After a long while I looked up to see the moon high over the pines on the eastward ridge, and its yellow light poured into the room, casting dim shadows over the white walls, and bringing up before me row on row of spectre desks. The chair I sat in, the table on which I leaned were real enough. They were part of my to-day, but that dim-lighted room was the school-house of my boyhood. The fourth of those spectre desks measuring back from the stove, was where Tim and I sat day after day together, with heads bowed over open books and eyes aslant. That was not the same Tim who had passed me a while before, swaggering and singing in the joy of his conquest; that was not the same Tim who had stood before me that very afternoon in all the pomp of well-cut clothes, drawing on his whitened hands a pair of woman's gloves; that was not the same Tim who by his artful lies had won what had been denied my stupid, blundering devotion. My Tim was a sturdy little fellow whose booted legs scarce touched the floor, whose tousled black head hardly showed above the desk-top. His cheeks would turn crimson at the thought of woman's gloves on those brown hands. His tongue would cleave to his mouth in a woman's presence, let alone his lying to her. That was the real Tim—the rare Tim. To my eyes he was but a small boy; to my mind he was a mighty man. The first reader that presented such knotty problems to his intellectual side was but part of the impedimenta of his youth, and was no fair measure of his real size. That very day he had fought with me and for me; not because I was in the right, but because I was his brother.

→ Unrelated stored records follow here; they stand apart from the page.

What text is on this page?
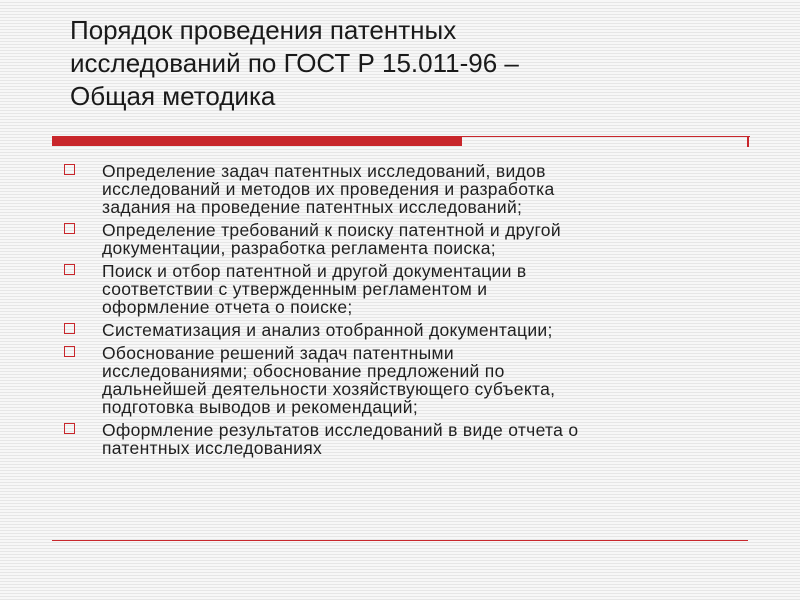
Порядок проведения патентных
исследований по ГОСТ Р 15.011-96 –
Общая методика
Определение задач патентных исследований, видов
исследований и методов их проведения и разработка
задания на проведение патентных исследований;
Определение требований к поиску патентной и другой
документации, разработка регламента поиска;
Поиск и отбор патентной и другой документации в
соответствии с утвержденным регламентом и
оформление отчета о поиске;
Систематизация и анализ отобранной документации;
Обоснование решений задач патентными
исследованиями; обоснование предложений по
дальнейшей деятельности хозяйствующего субъекта,
подготовка выводов и рекомендаций;
Оформление результатов исследований в виде отчета о
патентных исследованиях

A lean, cadaverous boy from along the mountain, a born enemy of the lads of the village, had dared me. I endured his insults until the time came when further forbearance would have been a disgrace, and then I closed with him. In the front of the little circle drawn about us, right outside there in the school-yard, Tim stood. As we pitched to and fro, the cadaverous boy and I, Tim's shrill cry came to me, and time and again I caught sight of his white face and small clinched hands waving wildly. I believe I should have whipped the cadaverous boy. I had suffered his foul kicks and borne him to the ground; in a second I should have planted him fairly on his back, but his brother, like him a lank, wiry lad and singly more than my match, ran at me. My head swam beneath his blows, and I released my almost vanquished enemy to face the new foe with upraised fists. Then Tim came. A black head shot between me and my towering assailant. It caught him full in the middle; he doubled like a staple and with a cry of pain toppled into the snow. This gave me a brief respite to compel my fallen enemy to capitulate, and when I turned from him, his brother was still staggering about in drunken fashion, gasping and crying, "Foul!" Tim did not know what he meant, but was standing alert, with head lowered, ready to charge again at the first sign of renewed attack. He knew neither "fight foul" nor "fight fair"; he knew only a brother in trouble, and he had come to him in his best might.
That was the real Tim!
"I guess me and you can whip most anybody, Mark," he said, as he looked up at me from his silly spelling-book that day.
"As long as we stick together, Tim," I whispered in return.
He laughed. Of course we would always stand together.
That was long ago. Life is an everlasting waking up. We leave behind us an endless trail of dreams. The real life is but a waking moment. After all, it was the real Tim who had gone singing by as I crouched in the shadow of the school-house. The comrade of my school-days, who had fought for me with eyes closed and with the fury of a child, the companion of the hunt, racing with me over the ridges with Captain singing on before us, the brother at the fireside at night, poring over some rare novel—he was only a phantom. Between me and the real man there was no bond. He had grown above the valley; I was becoming more and more a part of it, like the lone pine on Gander Knob, or the piebald horse that drew the stage. His clothes alone had made wider the breach between us. At first I had admired him. I was proud of my brother. But Solomon in all his glory was dressed in his best; from Dives to Lazarus is largely a matter of garments. Tim had made himself just a bit better than I, when he donned his well-fitting suit and pulled on his silly gloves. Beside him I was a coarse fellow, and to me he was not the old Tim.
This fine man had come back to the valley to take from me all that made life good. He had struck me over the heart and stunned me and then gone singing by. In Mary's eyes he was the better man of the two. To my eyes he was, and I hated him for it. He could go his way and I should go mine, for we must stand alone. In the morning he would go away and leave me with the Tim I loved, with the boy who sat with me at yonder desk, who raced with me over the ridges, who read with me at the fireside.
The shadows deepened in the school-room, for a curtain of clouds was sweeping across the moon. Peering through the window, over the flats, I saw a light gleaming steadily at the head of the village street. It was my light burning in the window, and I knew that Tim was there, waiting for me. All the past rose up to tell me that he was still the comrade of my school-days, my companion of the hunt, my brother of the fireside.
My head sank to the table and my hands clasped my eyes to shut out the blackness. But the blackness came again.